Perfect Beings, Vier

What would you do if your drummer and bassist quit?  The remaining members of Perfect Beings — vocalist/keyboardist Ryan Hurtgen, keyboardist Jesse Nason and guitarist Johannes Luley — upped the ante.  Their goal became “a four-sided double vinyl album with four continuous compositions that cover one side of each album,” with Luley on bass and sessioneer Ben Levin on drums.

Adding to the degree of difficulty, Perfect Beings’ second goal was avoiding the dead spots some listeners (including me) find in their obvious model, Yes’ divisive Tales from Topographic Oceans.  I’m happy to say the band’s superb new album Vier (German for “four”) succeeds on both counts.  It’s sound is spacious and elegant, but it’s not about style over substance,  The music is thoroughly, consistently enticing; something marvelous is always happening, and the band’s sense of invention seems inexhaustible.

Setting the scene of opening side Guedra, the high harmonies, odd-time riffs and low brass foundation of “A New Pyramid” unfold at a measured pace  — then grind to an unexpected halt. Dramatic balladry (“The Blue Lake of Understanding”) and a fractured shuffle with jazzy lead guitar (“Patience”) flow into a simmering recap (“Enter the Center”) — disrupted by a jolting drum break just as the final fade-out seems unstoppable.  Throughout, Hurtgen’s dada lyrics steer clear of silliness, communicating emotion via understated delivery (and the occasional Leonard Cohen quote).

The Golden Arch detours into modern classical mode; opener “The Persimmon Tree” builds from solo piano to full orchestra, spiraling upward and forward.  Stabbing strings, piano and percussion mutate into the gnarly rock riffing of “Turn the World Off,” a melodic, stinging Luley solo sails over the choral textures of “America,” and a gigantic guitar/synth/string climax caps “For A Pound of Flesh.”

Side three, the electronica-tinged Vibrational, yields further contrast.  Synthesizer drones, processed vocals, and motorik riffs boot “The System and Beyond” into gear, downshifting into the cool “Mysteries Not Answers” and the acoustic groove of “Altars of the Gods” (highlighted by Luley trading tasty licks with Hurtgen’s vocals).  The spastic “Everywhere At Once” bounces from hymnal piano to werewolf howls to crazed drumming under metallic interjections — then collapses into the stratospheric singing and subdued keyboards of “Insomnia.”

The closer Anunnaki doubles back to rock territory, skittering through classic prog textures (“Lord Wind”), throbbing synths and wailing woodwinds (“Patterns of Light”) to the gorgeous ballad “A Compromise,” capped with another delectable Luley solo.  “Hissing the Wave of the Dragon” takes off again, building fizzy variations on the side’s core theme — only to break down to “Everything’s Falling Apart,” a muted callback to the three previous sides with one last growling synth solo from Nason.  The final drone fades  … then comes back, overwhelms and cuts out in mid-chord!

An “epic musical journey” is, perhaps, a reviewer’s cliche — but that’s exactly what Perfect Beings provide here.  Sustained throughout by fine writing, singing and playing, Vier demands to be heard in a single sitting — then compels repeated listens.  Highly recommended.

Listen to Vier here:

by Rick Krueger

2 thoughts on “Perfect Beings, Vier

  1. carleolson

    A very “on point” review, Rick.
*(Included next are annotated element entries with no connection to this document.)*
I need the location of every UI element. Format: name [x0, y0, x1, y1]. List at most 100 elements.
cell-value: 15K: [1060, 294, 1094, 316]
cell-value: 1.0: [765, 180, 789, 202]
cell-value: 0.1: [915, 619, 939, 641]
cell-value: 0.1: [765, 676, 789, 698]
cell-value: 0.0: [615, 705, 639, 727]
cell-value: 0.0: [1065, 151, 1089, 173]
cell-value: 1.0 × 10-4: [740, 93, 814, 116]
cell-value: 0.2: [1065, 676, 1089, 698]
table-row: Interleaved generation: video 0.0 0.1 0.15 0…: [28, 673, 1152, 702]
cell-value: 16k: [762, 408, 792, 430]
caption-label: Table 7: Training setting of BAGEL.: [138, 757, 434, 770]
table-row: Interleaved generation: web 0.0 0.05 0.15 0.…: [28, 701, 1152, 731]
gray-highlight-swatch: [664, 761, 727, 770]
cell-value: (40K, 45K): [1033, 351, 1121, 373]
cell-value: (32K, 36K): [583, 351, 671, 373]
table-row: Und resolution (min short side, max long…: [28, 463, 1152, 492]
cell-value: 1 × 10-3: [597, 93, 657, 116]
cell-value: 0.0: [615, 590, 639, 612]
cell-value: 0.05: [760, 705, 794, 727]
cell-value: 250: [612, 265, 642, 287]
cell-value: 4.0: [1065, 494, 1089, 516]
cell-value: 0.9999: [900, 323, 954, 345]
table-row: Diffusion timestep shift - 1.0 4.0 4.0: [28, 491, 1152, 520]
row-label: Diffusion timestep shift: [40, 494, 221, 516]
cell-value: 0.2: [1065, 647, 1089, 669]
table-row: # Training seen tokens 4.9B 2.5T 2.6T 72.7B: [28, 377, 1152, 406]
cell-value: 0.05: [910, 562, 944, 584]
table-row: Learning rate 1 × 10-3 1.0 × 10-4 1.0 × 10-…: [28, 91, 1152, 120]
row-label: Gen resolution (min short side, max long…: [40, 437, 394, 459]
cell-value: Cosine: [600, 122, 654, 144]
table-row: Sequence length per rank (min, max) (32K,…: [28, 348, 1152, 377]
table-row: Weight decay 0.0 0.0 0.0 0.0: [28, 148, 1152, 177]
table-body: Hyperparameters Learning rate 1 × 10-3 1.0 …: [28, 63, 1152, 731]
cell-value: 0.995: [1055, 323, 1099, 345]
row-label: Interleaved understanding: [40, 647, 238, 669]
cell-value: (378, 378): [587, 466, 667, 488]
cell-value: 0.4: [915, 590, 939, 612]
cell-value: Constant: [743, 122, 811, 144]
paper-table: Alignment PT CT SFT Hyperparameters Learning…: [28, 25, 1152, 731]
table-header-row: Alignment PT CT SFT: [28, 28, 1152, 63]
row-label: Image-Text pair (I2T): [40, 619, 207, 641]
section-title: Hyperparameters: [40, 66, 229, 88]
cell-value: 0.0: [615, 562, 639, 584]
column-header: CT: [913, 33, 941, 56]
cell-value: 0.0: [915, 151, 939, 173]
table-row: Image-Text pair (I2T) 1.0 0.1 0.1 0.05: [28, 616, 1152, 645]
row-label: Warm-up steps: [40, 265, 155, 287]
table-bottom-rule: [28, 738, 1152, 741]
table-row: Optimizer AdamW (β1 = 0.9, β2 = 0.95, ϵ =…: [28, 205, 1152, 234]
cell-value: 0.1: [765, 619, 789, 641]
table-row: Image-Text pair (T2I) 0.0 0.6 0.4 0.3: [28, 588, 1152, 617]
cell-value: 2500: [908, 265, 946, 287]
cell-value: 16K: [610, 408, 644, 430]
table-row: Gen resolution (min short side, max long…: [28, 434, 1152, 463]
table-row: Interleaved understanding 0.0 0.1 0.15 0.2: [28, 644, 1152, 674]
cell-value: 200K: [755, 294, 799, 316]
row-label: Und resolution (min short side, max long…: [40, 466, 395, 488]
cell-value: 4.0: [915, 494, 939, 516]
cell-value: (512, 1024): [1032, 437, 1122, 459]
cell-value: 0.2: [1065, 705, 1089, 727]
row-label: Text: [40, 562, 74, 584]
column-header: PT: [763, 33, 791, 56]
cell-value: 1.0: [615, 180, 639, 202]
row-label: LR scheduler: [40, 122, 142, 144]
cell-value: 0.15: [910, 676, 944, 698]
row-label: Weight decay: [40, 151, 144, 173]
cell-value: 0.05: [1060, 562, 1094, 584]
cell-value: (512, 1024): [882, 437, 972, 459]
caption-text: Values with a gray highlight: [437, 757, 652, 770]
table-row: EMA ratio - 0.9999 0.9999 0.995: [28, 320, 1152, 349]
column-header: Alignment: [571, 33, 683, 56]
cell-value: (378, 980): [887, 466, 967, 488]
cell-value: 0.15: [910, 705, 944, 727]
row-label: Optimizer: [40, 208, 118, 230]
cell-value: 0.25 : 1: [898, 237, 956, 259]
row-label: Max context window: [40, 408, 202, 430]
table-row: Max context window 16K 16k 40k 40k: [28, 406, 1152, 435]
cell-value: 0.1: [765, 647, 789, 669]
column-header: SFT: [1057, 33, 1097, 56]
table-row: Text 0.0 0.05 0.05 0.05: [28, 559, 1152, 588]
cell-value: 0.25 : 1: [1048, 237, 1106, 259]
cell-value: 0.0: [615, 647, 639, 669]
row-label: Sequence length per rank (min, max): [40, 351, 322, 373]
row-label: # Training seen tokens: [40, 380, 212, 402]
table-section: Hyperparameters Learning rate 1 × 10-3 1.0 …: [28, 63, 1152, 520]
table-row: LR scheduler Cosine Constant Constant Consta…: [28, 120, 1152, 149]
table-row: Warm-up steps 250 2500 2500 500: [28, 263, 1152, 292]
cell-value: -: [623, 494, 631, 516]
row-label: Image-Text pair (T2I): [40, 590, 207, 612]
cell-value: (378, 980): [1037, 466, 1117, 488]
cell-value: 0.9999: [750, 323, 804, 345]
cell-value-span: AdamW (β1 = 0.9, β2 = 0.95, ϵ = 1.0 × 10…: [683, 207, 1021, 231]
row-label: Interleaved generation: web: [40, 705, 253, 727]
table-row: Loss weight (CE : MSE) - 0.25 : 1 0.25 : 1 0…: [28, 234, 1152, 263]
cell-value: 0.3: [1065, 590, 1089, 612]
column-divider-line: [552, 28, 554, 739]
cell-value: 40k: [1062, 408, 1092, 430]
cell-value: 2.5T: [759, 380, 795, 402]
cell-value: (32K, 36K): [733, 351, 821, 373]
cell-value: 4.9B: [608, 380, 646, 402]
This is really a tremendous album–and a difficult one to review precisely because it is so eclectic and sprawling, and yet remarkably cohesive and “tight”. This is a perfect summary: “The music is thoroughly, consistently enticing; something marvelous is always happening, and the band’s sense of invention seems inexhaustible.” Agreed!

    Liked by 1 person

    1. kruekutt

      Thanks, Carl. Topographic Oceans (the obvious model) is eclectic & sprawling, but not consistently cohesive & tight; somehow Perfect Beings manage to pull off both tricks at the same time. Vier is one of those albums where writing about music is like dancing about architecture — a real challenge, and probably superfluous to the experience. All I know is it moved me when I heard it.